Each value v = grid[i][j] represents a tower of v cubes placed on top of grid cell (i, j).
Now we view the projection of these cubes onto the xy, yz, and zx planes.
A projection is like a shadow, that maps our 3 dimensional figure to a 2 dimensional plane.
Here, we are viewing the “shadow” when looking at the cubes from the top, the front, and the side.

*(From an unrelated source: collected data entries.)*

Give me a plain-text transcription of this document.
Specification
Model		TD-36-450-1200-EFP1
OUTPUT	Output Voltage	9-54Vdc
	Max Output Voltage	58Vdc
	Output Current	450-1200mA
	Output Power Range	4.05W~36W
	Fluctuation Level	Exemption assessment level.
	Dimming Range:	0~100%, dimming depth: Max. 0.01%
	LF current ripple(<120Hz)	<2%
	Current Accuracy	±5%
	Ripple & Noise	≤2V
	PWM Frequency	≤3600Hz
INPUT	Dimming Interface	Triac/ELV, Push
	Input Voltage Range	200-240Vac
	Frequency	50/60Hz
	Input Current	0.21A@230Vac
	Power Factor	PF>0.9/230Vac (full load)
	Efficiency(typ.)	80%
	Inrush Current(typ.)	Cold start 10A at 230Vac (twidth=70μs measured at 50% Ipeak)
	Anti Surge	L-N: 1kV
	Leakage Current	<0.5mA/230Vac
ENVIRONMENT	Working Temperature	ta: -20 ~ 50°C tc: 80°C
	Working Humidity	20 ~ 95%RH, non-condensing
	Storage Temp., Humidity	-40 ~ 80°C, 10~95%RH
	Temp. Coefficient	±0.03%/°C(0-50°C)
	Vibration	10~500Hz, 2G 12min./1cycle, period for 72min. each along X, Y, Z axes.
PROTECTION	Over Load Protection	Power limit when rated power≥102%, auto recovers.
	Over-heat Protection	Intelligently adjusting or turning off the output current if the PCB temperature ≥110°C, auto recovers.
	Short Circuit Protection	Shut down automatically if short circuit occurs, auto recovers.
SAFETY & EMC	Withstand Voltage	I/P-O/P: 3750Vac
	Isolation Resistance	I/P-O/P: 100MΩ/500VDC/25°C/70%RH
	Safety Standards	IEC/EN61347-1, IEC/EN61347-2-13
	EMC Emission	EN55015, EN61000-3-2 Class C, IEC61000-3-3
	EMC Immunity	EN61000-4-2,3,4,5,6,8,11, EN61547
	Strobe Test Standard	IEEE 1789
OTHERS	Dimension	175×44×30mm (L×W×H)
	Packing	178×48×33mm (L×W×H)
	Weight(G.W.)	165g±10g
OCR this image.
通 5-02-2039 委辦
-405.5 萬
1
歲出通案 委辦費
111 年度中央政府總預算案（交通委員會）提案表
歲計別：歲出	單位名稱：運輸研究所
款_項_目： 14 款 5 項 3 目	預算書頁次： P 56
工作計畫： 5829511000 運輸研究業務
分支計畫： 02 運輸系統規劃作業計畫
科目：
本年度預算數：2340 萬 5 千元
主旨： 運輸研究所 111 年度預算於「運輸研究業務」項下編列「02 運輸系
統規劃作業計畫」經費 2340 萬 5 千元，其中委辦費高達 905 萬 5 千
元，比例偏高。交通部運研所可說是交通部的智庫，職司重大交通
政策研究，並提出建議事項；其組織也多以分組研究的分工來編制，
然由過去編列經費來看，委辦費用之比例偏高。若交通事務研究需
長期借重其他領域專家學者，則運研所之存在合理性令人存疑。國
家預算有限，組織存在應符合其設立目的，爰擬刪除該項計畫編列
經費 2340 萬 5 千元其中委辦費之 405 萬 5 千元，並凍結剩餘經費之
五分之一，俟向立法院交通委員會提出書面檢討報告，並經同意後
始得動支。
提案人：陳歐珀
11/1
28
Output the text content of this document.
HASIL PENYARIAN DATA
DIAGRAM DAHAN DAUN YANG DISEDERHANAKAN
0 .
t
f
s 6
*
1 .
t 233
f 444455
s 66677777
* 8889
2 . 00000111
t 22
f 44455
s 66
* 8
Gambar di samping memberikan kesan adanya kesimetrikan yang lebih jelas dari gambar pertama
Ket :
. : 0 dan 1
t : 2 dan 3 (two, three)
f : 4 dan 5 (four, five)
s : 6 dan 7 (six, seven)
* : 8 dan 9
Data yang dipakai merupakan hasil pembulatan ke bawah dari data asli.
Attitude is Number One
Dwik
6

Return the total area of all three projections.
Example 1:
Input: [[2]]
Output: 5
Example 2:
Input: [[1,2],[3,4]]
Output: 17
Explanation:
Here are the three projections (“shadows”) of the shape made with each axis-aligned plane.
Example 3:
Input: [[1,0],[0,2]]
Output: 8
Example 4:
Input: [[1,1,1],[1,0,1],[1,1,1]]
Output: 14
Example 5:
Input: [[2,2,2],[2,1,2],[2,2,2]]
Output: 21
Note:
1 <= grid.length = grid[0].length <= 50
0 <= grid[i][j] <= 50
题目地址
讲解
这题其实很简单,就是考察对数组的横纵操作。
Java 代码
class Solution {
public int projectionArea(int[][] grid) {
return countRow(grid)+countColumn(grid)+countPlan(grid);
}
private int countRow(int[][] grid){
int result = 0;
for(int i=0;i<grid.length;i++){
int max = grid[i][0];
for(int j=0;j<grid[i].length;j++){
if(max<grid[i][j]){
max = grid[i][j];
}
}
result+=max;
}
return result;
}
private int countColumn(int[][] grid){
int result = 0;
for(int i=0;i<grid[0].length;i++){
int max = grid[0][i];
for(int j=0;j<grid.length;j++){
if(max<grid[j][i]){
max=grid[j][i];
}
}
result+=max;
}
return result;
}
private int countPlan(int[][] grid){
int result = 0;
for(int i=0;i<grid.length;i++){
for(int j=0;j<grid[i].length;j++){
if(grid[i][j]>0){
result++;
}
}
}
return result;
}
}